Kasia Czarnota, Associate, Mills Oakley, Australia
Every day, thousands of goods enter and exit Australia. Usually, they arrive at their intended destination in good condition. However, sometimes they arrive damaged, or they do not arrive at all. Where the damage or loss of goods is caused by the carrier’s wrongdoing, the owner of the goods cannot sit around waiting for the carrier to sort out the problem and must “mitigate” or avoid their losses if they want to bring a claim against the carrier.
What is “mitigation”?
You may already be familiar with a similar concept known as “salvage”, which refers to saving valuable parts of damaged goods. Mitigation refers to the steps taken to reduce or minimise losses more broadly. These steps are not limited to repairing or disposing of damaged goods but extend to steps taken to avoid or minimise the consequential losses, for example, quickly repairing damaged equipment, finding replacement goods or selling the goods in a new market.
Mitigation and damages
The courts will only award damages for losses which the innocent party could not reasonably avoid. This is known as the “avoidable loss rule”. The rule does not expect owners of damaged goods to take every possible step to mitigate their losses, but only those which are reasonable. The owner of damaged goods may also recover the cost of steps taken to mitigate their losses (whether or not they are successful) from the carrier that damaged the goods. However, if the mitigation is successful the losses are reduced, that saving reduces the overall claim against the carrier.

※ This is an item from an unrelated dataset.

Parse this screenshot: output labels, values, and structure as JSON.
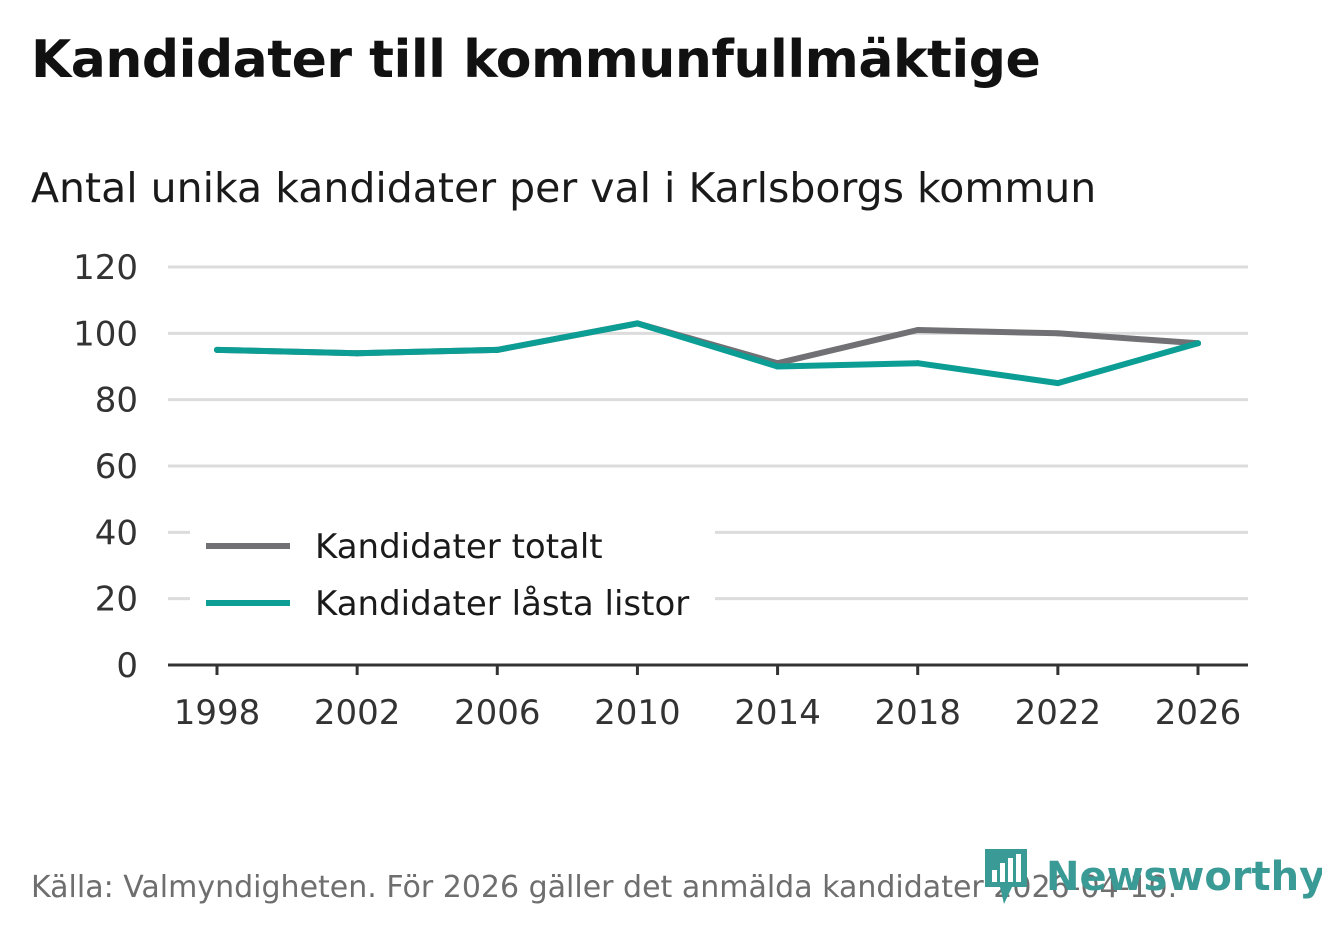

There is only one standard for mitigation: reasonableness. Mitigation does not require steps that are costly, complex or extravagant. But what is or is not reasonable will always depend on the circumstances. I discuss some of the different, interrelated circumstances that determine what you reasonably need to do to mitigate your losses.
Nature of goods
Once damaged, some goods can be sold at discount or to a different market than originally intended. The owner might renegotiate the sales contract, find another market for the goods, process the goods into a new product, or strip large components for valuable parts and sell them.
Where goods are commonly available in the market, the owner of damaged goods is usually expected to purchase replacements to mitigate their losses. In these cases, the loss will be calculated as the difference between what would have been spent (or profited) if there was no damage, and the amount actually spent (or profited) as a result of the damage.
The nature of goods might also complicate or prevent mitigation. For example, goods subject to strict regulations like food or pharmaceuticals, fragile technology or rare or luxury products might not have a seconds market or may not be capable of replacement or repair. The “reasonableness” test means a party is not expected to sell faulty goods against the law or sell to a black market to mitigate their losses.
Nature of damage
Different types of damage may also be easier or harder to mitigate. For example, temperature fluctuations in a faulty reefer container might cause a whole consignment to be unusable. However, it might be possible and reasonable to remove a contaminant from a consignment of chemicals or to repair hail damage to cars before they are used or on-sold.
It may be necessary to conduct tests on the consignment first before determining if mitigation even is possible. The cost of testing or assessing potential mitigation options is also recoverable.
Resources available
What is a reasonable action will also depend on the resources available, including available funds, specialist equipment or expertise. A well-resourced customer, or a container yard with advanced facilities might be able to take steps that are not possible or practical for someone who is poorly resourced or is situated in a remote location. However, the owner of the goods with limited resources may still be acting unreasonably if they become aware of the damage and make the loss worse.
Commercial reputation
A party is not expected to mitigate their losses if doing so would put their commercial reputation at risk.
Conclusion
Once you realise that your goods are damaged or missing, you need to consider how that loss might be mitigated based on the nature of the goods, the type of damage, the resources available and your commercial reputation if you take such steps. Doing this not only protects you from consequential losses but will also shore up any potential claim against the party responsible for the loss to prevent the carrier for rejecting part of your claim under the “avoidable loss” rule.
When you discover damage to goods, you should notify your insurer and the carrier at the earliest opportunity and give them the chance to inspect the damaged goods before you mitigate your loss (unless mitigation cannot be delayed). While the carrier is not obliged to inspect the goods, they may make (sometimes helpful) suggestions on how to mitigate the loss and you will minimise any disputes further down the track.